Local Government and Elections Legislation Amendment (Integrity) Bill 2016


24th June 2016

Mr GREG PIPER ( Lake Macquarie ) ( 19:05 :01 ): I too wish to contribute to debate on the Local Government and Elections Legislation Amendment (Integrity) Bill 2016. This is a vexed area and has been a problem in New South Wales since the foundation of the State and probably back to the Rum Corps days. While I listened to the debate and the comments made by the Opposition about the integrity of the Government's process, I reflected back on the many issues that plagued New South Wales under the Labor Party when it was for many years in government. I think the Opposition would agree that many of the names raised at the time were a great embarrassment to the State and to the Labor Party. I do not cast those aspersions on the current members. I think we are all equally interested in getting these matters resolved and we are doing it incrementally.

I acknowledge that the Minister is here in the House and has done a good job of sitting through a lot of debate in this place tonight. Certainly I do not think the Government can claim that this bill will be the be?all and end?all of what is needed to give the people of New South Wales confidence in our system into the future. Indeed, it has been my view for a long time that we have needed a system of caps on donations and complementary caps on election expenditure. They go hand in glove. The Government is saying that the advice is that the legislation cannot be implemented for the upcoming local government elections in 2016. I think that is a shame, but if that is the advice then that is the advice. However why has it taken so long to get to this point?

Members have referred to the 2010 inquiry into election donations. I appeared before that committee inquiry and made a submission to it. I made the point then that it is possible to create new rules, but it is impossible to legislate for the integrity to follow the spirit of those new rules. What we are trying to do here is to create integrity within the system, rather than relying on integrity in the person. I am sure that as we speak on this bill tonight there will be people thinking of ways around it. It seems to be the nature of the way some people approach politics that they look to gain from the system.

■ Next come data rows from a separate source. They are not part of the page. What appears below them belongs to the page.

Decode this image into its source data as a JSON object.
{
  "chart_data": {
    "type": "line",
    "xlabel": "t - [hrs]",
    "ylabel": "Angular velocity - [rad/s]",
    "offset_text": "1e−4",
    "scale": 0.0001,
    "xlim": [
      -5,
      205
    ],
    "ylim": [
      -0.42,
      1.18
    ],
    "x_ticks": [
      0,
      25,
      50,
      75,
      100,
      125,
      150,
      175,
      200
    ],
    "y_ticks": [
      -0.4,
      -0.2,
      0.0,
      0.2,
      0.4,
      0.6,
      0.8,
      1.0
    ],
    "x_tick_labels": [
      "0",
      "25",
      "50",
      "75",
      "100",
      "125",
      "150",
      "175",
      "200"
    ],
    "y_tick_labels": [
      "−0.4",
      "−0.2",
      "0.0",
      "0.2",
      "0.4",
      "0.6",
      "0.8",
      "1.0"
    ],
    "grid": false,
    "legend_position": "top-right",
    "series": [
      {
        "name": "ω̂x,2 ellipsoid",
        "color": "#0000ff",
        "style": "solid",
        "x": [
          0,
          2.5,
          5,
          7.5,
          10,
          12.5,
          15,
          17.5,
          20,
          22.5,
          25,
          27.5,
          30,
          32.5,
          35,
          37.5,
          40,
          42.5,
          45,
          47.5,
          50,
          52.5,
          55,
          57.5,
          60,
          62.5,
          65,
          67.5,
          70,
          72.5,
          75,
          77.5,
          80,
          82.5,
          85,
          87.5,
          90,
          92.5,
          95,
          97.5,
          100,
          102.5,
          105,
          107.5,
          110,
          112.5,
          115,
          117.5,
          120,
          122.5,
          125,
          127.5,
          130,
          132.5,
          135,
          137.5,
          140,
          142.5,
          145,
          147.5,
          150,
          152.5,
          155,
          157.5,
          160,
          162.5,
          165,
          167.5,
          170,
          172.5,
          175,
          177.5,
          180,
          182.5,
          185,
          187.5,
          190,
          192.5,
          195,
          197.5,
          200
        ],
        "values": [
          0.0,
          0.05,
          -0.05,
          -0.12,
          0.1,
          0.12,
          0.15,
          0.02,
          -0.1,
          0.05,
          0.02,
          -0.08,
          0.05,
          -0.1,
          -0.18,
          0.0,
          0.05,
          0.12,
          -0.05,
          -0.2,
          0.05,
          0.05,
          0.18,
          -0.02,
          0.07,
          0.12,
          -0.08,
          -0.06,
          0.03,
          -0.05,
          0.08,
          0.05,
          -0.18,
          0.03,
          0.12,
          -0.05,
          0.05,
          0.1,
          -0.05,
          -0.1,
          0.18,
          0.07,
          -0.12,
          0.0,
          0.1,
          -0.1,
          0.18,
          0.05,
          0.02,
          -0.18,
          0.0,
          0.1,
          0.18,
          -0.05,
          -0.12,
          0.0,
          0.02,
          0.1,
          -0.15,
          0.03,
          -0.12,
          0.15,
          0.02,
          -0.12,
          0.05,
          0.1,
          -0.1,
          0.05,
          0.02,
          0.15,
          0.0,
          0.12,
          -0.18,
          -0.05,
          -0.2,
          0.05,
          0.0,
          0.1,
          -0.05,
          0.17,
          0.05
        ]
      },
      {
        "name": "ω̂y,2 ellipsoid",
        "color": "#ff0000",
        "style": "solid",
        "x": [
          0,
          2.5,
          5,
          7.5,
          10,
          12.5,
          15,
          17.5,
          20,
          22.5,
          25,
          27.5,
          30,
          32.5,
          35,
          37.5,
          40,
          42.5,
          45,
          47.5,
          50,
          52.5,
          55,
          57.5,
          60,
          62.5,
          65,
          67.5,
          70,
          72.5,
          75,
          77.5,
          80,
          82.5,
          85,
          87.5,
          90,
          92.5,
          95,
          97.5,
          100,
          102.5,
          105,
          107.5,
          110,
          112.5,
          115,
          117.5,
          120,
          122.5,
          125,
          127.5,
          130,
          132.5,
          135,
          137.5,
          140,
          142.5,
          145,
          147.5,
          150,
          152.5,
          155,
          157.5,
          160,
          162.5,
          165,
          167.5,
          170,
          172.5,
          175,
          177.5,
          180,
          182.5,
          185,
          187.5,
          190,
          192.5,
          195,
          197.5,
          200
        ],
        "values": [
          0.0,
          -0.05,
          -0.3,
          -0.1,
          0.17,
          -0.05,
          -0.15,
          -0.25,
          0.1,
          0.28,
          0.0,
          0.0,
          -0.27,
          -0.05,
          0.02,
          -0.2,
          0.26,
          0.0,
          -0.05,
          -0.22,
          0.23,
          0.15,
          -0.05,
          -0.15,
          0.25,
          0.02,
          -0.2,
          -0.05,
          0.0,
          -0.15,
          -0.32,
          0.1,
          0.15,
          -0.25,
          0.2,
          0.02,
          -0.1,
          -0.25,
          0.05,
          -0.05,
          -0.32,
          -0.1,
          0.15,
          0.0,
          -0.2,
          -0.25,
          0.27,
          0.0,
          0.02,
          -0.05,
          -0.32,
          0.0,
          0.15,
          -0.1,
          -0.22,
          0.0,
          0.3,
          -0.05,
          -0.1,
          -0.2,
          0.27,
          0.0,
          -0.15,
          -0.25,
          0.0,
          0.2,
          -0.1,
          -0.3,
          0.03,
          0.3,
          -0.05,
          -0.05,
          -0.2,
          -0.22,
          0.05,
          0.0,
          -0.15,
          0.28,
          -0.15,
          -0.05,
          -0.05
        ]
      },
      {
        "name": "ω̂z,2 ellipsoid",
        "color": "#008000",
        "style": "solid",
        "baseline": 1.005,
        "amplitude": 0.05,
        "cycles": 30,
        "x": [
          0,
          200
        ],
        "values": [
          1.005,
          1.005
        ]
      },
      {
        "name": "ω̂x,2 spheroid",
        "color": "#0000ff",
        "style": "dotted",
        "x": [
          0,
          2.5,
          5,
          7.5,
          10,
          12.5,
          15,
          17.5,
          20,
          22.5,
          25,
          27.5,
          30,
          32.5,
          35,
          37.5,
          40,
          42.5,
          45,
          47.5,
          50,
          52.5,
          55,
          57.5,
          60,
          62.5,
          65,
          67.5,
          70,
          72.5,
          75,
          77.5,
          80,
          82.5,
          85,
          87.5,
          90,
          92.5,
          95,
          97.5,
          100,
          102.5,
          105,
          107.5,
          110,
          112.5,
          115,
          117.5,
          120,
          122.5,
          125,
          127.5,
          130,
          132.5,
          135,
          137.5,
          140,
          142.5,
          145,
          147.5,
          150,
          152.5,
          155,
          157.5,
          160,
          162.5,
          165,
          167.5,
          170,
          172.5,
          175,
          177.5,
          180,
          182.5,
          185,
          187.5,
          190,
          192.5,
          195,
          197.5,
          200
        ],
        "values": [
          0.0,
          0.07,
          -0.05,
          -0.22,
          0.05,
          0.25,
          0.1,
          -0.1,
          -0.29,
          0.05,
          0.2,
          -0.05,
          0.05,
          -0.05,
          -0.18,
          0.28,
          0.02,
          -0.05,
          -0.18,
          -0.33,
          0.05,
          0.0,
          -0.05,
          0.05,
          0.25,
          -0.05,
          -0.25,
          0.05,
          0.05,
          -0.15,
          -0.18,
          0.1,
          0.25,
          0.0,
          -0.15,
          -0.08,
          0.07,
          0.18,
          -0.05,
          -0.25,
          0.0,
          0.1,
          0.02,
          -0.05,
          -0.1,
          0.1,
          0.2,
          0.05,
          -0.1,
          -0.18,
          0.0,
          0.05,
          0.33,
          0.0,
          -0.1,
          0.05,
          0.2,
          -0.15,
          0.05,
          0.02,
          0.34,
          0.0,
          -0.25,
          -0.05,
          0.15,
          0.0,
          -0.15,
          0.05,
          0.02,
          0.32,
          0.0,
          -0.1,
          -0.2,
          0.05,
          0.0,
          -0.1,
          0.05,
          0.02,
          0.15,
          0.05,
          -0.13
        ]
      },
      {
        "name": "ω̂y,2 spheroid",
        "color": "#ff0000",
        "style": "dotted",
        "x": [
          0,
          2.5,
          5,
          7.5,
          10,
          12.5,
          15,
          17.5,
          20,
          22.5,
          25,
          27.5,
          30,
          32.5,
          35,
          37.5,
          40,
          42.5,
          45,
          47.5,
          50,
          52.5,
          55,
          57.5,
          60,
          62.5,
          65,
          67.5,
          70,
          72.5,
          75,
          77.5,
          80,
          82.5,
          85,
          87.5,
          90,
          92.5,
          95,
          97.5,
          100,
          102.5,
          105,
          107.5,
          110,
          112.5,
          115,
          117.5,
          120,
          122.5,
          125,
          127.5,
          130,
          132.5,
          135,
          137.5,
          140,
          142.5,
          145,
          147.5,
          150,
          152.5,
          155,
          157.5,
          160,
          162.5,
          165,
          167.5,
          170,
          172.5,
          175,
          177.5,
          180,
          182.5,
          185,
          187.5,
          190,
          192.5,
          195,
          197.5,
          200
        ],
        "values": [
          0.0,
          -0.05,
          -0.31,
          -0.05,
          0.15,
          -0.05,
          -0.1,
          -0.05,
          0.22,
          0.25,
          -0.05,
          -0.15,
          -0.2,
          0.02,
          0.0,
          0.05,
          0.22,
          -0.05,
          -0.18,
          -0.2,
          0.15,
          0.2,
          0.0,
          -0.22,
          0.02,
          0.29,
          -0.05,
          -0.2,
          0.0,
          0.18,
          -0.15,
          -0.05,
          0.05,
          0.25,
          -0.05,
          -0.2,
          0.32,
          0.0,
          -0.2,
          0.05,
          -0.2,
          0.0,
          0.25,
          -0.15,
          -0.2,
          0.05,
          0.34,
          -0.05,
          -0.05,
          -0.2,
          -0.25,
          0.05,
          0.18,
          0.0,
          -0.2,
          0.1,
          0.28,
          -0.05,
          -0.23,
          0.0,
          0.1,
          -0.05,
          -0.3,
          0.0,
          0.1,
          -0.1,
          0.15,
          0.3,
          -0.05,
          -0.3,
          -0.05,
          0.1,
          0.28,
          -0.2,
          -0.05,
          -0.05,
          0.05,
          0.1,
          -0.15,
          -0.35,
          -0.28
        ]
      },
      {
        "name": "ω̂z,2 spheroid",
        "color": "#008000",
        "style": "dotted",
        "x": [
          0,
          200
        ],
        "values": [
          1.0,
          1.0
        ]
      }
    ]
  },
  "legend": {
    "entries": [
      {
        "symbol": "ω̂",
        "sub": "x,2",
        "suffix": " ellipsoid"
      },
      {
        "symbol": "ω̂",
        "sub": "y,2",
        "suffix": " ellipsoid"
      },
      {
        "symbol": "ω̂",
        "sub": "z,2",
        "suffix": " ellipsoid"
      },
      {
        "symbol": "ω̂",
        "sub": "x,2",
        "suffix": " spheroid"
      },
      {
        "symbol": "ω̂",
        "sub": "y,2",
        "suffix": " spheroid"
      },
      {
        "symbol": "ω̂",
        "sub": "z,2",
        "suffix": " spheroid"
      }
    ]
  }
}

I listened intently to the member for Wyong talk about the examples that he has seen in his electorate over the years and I have been close enough to have seen many of those myself. The member for Port Stephens is also here. Port Stephens is another area in which I have taken an interest over the years, as I am sure have others. There seems to be a level of gamesmanship there. It is the sort of politics that lowers the tone and brings politicians into disrepute in the view of members of the public. I think that is a great shame because members understand that most people who enter public service in local government are doing it for the right reasons. However, too many are not of that ilk and get into local government to gain from the system and they bring it into disrepute. They are the people who run the rotten boroughs around the State. This bill goes some way towards addressing that problem.

I think the cap system on donations is reasonable. I have always felt it could be lower, but it is not up to me to say what is reasonable, as long as there is consistency and the cap is not set at a ridiculous level. We need a cap on expenditure because that is where the arms race really hits the tarmac, so to speak. That is where we see the big money being expended in local government. Local government should be about grassroots campaigns. If we cannot have grassroots campaigns and sensible limits in local government, heaven help us. We have achieved that to some degree within the State government and it is reasonable that we should also achieve that in local government across New South Wales. It is disappointing that the bill does not achieve all that we have set out to do, but it is a path that we are on and I am sure that the Government is well aware that the people of New South Wales expect that these issues will be addressed.

There is a recent history across the State, in local government and in State Government, of politicians being found to be compromised by bending the rules and by taking liberties with the intentions of the system. They have consequently lost their seats or been forced to resign. Such behaviour has a detrimental impact on local and State government, and on politics in general. This bill is a step, but I say to the Minister that it does not go far enough. I expect that the Minister understands that there is a need to go further. I will be interested in the way in which the Opposition couches its amendments in the upper House. Not that I expect that the amendments will come back to this place and pass this House or be embraced by the Government, but it might inform the debate as we go further into this issue.

I congratulate the Minister on addressing some of the issues of integrity relating to the excesses of the now notorious former councillor Salim Mehajer and others who sought to use the powers that they gained in local government for personal gain. The manner in which they used their position to influence strategic planning, the development of local environmental plans [LEPs], development control plans [DCPs] and development consents to the benefit of themselves or their friends or family members was a disgrace. This bill squarely takes that on and is an important part of introducing improved procedures into local government. I support the bill and I thank the Government for proceeding with it, even though it is at too short notice.